A few years ago, my beloved Shih Tzu, Tasha, slipped out the front door during a friend's visit. I was frantic that she couldn't fend for herself or brave the cold rain of the night. Here's what I did:
Start Searching Immediately
The most important thing you can do when your pet runs away is to start searching for it immediately - before they wander too far or into harms way. I didn't wait and see if Tasha would come home; I gathered a group of family and friends and we canvassed the neighborhood in all directions.
Bring a Bribe
Before I left the house, I made sure I brought a bribe to entice my dog. I walked through the neighborhood, calling her name and shaking a box of treats. Any familiar sound or favorite toy can be offered as an incentive for your pet to come to you.

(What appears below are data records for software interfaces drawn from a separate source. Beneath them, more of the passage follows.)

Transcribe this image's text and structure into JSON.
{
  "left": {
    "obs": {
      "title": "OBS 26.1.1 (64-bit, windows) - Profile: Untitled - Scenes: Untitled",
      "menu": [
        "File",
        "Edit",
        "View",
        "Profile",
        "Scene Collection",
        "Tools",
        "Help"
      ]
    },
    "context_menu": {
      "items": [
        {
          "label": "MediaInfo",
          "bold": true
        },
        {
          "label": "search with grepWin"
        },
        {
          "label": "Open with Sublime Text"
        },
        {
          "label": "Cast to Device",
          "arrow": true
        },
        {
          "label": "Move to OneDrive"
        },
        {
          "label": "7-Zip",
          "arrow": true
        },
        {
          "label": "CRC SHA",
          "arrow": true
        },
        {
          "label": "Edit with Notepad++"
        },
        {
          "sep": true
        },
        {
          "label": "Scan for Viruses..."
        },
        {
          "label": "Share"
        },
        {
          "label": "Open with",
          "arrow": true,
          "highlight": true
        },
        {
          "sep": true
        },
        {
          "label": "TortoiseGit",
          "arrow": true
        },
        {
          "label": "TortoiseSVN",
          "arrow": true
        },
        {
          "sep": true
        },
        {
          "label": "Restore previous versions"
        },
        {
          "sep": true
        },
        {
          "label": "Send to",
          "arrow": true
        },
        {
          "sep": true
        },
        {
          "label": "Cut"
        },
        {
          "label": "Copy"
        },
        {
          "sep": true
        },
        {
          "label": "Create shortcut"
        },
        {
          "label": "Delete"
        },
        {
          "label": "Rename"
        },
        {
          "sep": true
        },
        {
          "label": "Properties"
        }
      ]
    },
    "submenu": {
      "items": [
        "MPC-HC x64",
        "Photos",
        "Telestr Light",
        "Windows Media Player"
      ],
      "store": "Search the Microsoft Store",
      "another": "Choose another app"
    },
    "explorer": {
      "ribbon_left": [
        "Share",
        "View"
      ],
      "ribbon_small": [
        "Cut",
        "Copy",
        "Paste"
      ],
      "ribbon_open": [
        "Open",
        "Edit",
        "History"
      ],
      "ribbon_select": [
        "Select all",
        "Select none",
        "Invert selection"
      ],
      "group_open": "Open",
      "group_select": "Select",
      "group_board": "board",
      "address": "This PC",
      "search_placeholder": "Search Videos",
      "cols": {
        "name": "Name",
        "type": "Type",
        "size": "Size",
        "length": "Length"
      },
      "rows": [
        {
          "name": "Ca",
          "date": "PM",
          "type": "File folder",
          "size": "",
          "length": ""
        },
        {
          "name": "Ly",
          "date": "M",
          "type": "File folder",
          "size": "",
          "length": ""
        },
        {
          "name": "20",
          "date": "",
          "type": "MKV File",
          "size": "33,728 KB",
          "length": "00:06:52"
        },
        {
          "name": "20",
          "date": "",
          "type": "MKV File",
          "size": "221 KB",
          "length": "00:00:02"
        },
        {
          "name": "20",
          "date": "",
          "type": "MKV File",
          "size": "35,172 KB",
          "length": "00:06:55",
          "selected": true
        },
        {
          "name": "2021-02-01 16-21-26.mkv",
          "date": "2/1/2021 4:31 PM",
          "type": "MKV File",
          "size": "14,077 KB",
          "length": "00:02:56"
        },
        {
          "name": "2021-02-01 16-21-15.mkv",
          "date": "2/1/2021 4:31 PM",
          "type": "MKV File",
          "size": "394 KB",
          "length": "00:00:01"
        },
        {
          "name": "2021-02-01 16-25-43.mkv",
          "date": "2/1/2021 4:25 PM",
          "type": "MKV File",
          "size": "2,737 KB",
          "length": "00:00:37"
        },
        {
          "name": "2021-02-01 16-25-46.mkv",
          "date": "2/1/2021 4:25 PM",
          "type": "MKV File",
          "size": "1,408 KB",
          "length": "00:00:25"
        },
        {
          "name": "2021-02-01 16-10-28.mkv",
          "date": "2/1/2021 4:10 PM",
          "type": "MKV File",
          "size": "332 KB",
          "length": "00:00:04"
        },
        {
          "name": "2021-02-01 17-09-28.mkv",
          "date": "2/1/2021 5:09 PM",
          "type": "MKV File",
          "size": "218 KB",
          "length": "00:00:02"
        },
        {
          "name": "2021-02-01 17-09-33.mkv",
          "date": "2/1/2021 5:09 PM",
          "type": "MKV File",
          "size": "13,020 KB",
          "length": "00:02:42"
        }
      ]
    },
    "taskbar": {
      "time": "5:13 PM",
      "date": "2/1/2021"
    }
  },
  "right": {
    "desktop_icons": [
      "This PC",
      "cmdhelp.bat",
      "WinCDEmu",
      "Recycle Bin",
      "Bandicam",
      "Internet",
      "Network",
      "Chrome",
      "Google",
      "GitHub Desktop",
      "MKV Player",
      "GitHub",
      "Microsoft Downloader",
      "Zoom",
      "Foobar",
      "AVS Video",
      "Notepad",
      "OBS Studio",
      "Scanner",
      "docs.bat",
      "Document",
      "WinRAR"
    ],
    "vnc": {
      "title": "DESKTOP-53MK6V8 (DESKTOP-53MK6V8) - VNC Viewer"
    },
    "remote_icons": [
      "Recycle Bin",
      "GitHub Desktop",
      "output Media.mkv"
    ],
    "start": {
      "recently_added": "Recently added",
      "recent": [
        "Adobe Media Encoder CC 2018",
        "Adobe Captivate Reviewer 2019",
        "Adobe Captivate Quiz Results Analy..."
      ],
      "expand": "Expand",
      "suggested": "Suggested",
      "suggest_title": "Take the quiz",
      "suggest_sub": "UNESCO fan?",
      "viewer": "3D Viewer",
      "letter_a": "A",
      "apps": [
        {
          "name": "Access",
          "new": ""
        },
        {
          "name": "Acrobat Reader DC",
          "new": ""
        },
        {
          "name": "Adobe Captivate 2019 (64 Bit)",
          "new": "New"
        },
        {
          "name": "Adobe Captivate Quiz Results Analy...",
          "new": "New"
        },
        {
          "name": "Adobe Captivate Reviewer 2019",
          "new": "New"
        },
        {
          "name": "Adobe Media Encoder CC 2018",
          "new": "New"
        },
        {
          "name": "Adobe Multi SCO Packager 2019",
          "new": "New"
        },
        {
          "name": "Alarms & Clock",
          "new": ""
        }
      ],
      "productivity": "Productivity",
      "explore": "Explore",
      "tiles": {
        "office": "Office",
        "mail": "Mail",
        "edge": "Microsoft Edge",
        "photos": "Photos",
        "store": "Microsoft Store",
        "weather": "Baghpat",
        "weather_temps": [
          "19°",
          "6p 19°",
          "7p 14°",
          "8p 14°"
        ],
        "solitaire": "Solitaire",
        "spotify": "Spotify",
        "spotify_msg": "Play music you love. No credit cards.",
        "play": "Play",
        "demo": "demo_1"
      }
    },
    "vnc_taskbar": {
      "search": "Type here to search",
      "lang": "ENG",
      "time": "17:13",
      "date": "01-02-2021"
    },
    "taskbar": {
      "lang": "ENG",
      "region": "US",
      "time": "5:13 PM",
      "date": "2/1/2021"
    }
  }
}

Post Pictures within Two Hours
So no time was lost, I asked my daughter to stay behind and turn a current photo of Tasha into a "Lost Dog" poster. Posting within the first two hours is important. Include a picture, the pet's name, color and size, the day they got loose and your contact number. I also included the word "REWARD" on my posters.
Contact Shelters and Services
After the first two hours, I began calling local shelters. I also called the local radio station and asked that they make mention of our search.
Heartbroken, I fell asleep with tears in my eyes on the night Tasha went missing. On the way to work the next day, I got a call on my cell phone. It was a young mom, two blocks from my home. She had seen Tasha running down the street - cold, wet and frightened - and she brought her home. When she saw the posters in the morning, she called immediately.
The reunion with my beloved pet was tearful. I was so happy to see her. The young mom and little daughter opened the door and handed me a wagging-tail pup. When I went to write the woman a $100 reward check, she shyly declined. I asked her to consider it a gift from Tasha to her daughter for keeping her safe overnight and she agreed. Little did she know, I would have paid 10 times that amount to have my baby safe and sound in my arms once again.